At Harlem bakery, aroma of opportunity in the air

Harlem bakery offers recipe for success for women from around the world

NEW YORK - In a kitchen nestled in a market in New York City's East Harlem, dozens of women busily work measuring flour, kneading dough and setting oven timers. The aroma of freshly baked bread wafts in the air.

Sure, it looks like a typical bakery - it certainly smells like delicious one. But CEO Jessamyn Waldman Rodriguez founded Hot Bread Kitchen with a larger purpose than merely putting bread on the table.

Rodriguez provides much-needed jobs for low-income, minority women. She also offers a paid nine month-to-a-year intensive training program in baking skills, and then helps her graduates find jobs in other bakeries.

So Rodriguez didn't just create a bakery - but also a feeder system to produce jobs and build the fresh bread industry around New York.

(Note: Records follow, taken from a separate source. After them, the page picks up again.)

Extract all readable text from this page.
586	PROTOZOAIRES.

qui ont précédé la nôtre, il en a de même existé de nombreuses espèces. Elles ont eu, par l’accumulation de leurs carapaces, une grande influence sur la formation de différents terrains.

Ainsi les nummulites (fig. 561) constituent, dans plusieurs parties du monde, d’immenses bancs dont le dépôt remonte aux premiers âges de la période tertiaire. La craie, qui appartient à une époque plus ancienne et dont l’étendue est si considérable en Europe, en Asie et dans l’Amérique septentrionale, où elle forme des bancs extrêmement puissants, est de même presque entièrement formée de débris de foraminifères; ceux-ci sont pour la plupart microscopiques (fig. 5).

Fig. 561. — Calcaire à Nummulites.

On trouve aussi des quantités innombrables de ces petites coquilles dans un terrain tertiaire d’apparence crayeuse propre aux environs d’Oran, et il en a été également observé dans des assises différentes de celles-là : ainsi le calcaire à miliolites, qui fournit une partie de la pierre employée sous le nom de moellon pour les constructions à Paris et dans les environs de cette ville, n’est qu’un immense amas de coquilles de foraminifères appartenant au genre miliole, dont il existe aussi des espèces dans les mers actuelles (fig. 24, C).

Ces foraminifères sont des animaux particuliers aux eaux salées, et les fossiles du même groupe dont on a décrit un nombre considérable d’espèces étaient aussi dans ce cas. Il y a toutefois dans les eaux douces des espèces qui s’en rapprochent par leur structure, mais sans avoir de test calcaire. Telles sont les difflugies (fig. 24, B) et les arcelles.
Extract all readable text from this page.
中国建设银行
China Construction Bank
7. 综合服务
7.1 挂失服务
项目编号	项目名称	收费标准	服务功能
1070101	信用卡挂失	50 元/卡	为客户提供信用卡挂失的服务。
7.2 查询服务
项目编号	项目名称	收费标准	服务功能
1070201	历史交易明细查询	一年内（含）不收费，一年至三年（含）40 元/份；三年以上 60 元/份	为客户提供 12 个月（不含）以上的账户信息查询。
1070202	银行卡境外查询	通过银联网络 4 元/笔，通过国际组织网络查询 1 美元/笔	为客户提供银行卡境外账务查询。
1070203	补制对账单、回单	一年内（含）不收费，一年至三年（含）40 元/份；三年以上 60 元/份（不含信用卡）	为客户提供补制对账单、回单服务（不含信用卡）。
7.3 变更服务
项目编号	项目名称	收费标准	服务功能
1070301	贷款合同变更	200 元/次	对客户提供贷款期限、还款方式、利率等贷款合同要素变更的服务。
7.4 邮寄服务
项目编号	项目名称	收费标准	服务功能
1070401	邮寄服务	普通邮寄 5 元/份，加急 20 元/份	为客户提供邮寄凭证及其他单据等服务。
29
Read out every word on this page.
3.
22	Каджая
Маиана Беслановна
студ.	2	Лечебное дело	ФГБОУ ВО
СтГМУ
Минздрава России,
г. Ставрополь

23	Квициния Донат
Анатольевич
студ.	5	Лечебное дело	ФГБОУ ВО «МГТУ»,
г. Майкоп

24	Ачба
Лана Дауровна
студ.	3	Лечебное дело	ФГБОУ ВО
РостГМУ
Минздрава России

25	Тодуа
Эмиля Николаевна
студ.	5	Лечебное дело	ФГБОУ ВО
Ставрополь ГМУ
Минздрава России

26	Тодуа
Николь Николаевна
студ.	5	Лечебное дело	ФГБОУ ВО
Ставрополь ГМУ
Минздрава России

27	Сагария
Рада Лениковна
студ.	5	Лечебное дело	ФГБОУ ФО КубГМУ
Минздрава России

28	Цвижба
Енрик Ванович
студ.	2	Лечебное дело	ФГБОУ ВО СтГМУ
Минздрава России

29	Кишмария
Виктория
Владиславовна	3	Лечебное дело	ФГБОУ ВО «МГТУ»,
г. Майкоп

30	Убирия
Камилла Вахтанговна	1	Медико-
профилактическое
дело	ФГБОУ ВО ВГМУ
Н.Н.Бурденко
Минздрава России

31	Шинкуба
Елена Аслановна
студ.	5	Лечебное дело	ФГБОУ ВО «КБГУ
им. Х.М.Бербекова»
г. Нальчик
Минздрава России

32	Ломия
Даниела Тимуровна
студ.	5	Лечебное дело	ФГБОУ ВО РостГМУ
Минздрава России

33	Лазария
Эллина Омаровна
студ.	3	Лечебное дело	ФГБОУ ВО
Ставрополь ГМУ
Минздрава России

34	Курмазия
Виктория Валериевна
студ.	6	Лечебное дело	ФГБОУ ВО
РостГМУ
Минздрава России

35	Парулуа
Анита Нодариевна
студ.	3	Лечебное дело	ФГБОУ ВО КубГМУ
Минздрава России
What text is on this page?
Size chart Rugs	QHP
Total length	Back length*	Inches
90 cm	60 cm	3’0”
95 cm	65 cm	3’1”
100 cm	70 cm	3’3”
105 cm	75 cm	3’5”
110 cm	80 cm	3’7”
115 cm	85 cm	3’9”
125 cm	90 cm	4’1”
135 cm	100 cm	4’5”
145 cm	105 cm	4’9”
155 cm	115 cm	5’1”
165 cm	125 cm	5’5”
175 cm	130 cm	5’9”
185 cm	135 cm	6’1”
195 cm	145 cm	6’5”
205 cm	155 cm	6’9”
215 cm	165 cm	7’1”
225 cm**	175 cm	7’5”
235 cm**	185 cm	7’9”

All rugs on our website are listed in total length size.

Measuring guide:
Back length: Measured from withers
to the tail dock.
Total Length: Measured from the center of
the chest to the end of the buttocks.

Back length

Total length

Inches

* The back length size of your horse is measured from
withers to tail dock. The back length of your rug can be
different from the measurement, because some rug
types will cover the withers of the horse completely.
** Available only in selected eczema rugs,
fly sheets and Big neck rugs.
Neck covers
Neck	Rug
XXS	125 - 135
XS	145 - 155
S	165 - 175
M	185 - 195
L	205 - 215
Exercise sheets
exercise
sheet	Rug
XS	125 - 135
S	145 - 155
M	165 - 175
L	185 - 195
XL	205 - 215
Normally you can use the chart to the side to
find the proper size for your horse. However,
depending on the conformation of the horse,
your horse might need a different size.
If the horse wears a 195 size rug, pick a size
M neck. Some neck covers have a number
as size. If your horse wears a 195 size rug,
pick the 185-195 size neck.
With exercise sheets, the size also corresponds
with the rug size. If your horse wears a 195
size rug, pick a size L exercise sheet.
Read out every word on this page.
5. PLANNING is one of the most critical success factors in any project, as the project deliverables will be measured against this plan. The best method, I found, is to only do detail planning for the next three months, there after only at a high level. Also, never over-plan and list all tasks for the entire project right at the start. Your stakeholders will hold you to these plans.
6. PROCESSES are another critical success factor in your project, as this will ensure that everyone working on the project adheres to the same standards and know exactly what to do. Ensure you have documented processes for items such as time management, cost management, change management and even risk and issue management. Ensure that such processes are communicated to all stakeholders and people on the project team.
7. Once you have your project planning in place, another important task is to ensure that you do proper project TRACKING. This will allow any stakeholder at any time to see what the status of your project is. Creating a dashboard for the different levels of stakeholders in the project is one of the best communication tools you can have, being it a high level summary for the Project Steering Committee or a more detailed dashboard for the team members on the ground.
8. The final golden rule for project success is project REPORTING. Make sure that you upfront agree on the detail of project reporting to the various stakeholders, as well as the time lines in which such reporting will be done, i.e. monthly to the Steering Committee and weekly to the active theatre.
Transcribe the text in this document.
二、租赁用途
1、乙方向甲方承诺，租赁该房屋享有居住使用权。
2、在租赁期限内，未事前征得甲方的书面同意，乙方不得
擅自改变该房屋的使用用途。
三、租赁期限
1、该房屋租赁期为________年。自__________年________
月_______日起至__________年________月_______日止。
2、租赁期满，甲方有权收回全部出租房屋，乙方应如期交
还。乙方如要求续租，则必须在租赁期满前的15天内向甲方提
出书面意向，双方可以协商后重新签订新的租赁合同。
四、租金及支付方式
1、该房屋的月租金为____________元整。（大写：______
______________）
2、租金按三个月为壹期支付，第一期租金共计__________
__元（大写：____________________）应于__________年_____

"There's often skill and talent that those women have that isn't being leveraged and there is a need in the market for a better-trained workforce," said Rodriguez, a former United Nations policy expert.

Hot Bread Kitchen Trainee CBS News

In Hot Bread Kitchen's Project Launch, low-income, foreign-born women learn skills like kitchen preparation, baking techniques and even kitchen-specific English so they can grasp key terminology. Trainees also get help developing their resumes and preparing for interviews.

Rodriguez started the nonprofit in 2008 with the goal of having it be as "diverse as New York City."

Hot Bread Kitchen English class CBS News

So far Hot Bread Kitchen has trained women from 19 different countries including Morocco, Mexico, Guyana, Bangladesh, Dominican Republic, Albania, Germany and Ghana.

"When I came to America we started more baking at home for my children," said Inci Mayo, a Project Launch graduate. "I was looking for an opportunity to do it also professionally and that was kind of difficult because the culinary art schools was really expensive and not affordable for me."

Mayo is Turkish and emigrated from Germany to America in 2009. She had always baked in Germany for her family, but never pursued it professionally. Mayo knew when she came to the U.S. that many established bakeries were looking for experienced workers, so she went out to get it any way she could.

The wife and mother of two young children used to commute almost four hours total some days from her home in Staten Island to work. Nothing was going to get in her way of graduating from Hot Bread Kitchen and following her dream of becoming a professional a baker.

"I feel the dough with my hand[s] and in the end I can smell it, I can eat it, I can enjoy it and I can share this with everybody," said Mayo. "This is what I like - the experience of bread."

Inci Mayo kneading dough CBS News

Bakers at Hot Bread Kitchen aren't just making your standard sourdough or multigrain; of the 70 different kinds of breads the kitchen offers, many are inspired by cultural roots of the diverse group of trainees. Breads range from M'smen a "buttery, flaky Moroccan flatbread," to Nan-E barbari, a Persian flatbread.

"We're like the United Nations of breads, representing breads from around the world," said Rodriguez.

Hot Bread Kitchen supplies bread to 10 greenmarkets year-round, about 70 wholesale food clients and its own bakery, located in La Marqueta, a market located in the shadow of the Metro-North commuter railroad tracks that cut through Harlem. The sounds of the trains can be heard every few minutes in the kitchen. For Rodriguez, part of the allure in running Project Launch is not only to help immigrant women, but also support the neighborhood economy.

"East Harlem is a community where there is one of the highest unemployment rates in the city and a real need for the kind of training that we provide," said Rodriguez.

The 38-year-old lives only a few blocks away from the bakery, but hires women from all over New York City.

The program has trained 74 women ranging in age from 18 to 65, said Rodriguez. Many come to the program without any prior professional experience in baking, but the one common denominator they all come in with is the love of food and baking, Rodriguez said.

Inci Mayo and Jessamyn Rodriguez CBS News

For Mayo, the experience was more than she could have imagined. "She [Rodriguez] really opens your door, which I didn't expect to get before."

Rodriguez described Mayo as a perfect fit for the program, "She [Mayo] loves food, she loves bread, and she really found us because she was seeking out ways to professionalize her skill."

Mayo graduated in February 2015 and is now a baker at Whole Foods Market. For her, bread is special.

"Every bread kind of has its own unique style, taste, flavor and goodness for you body."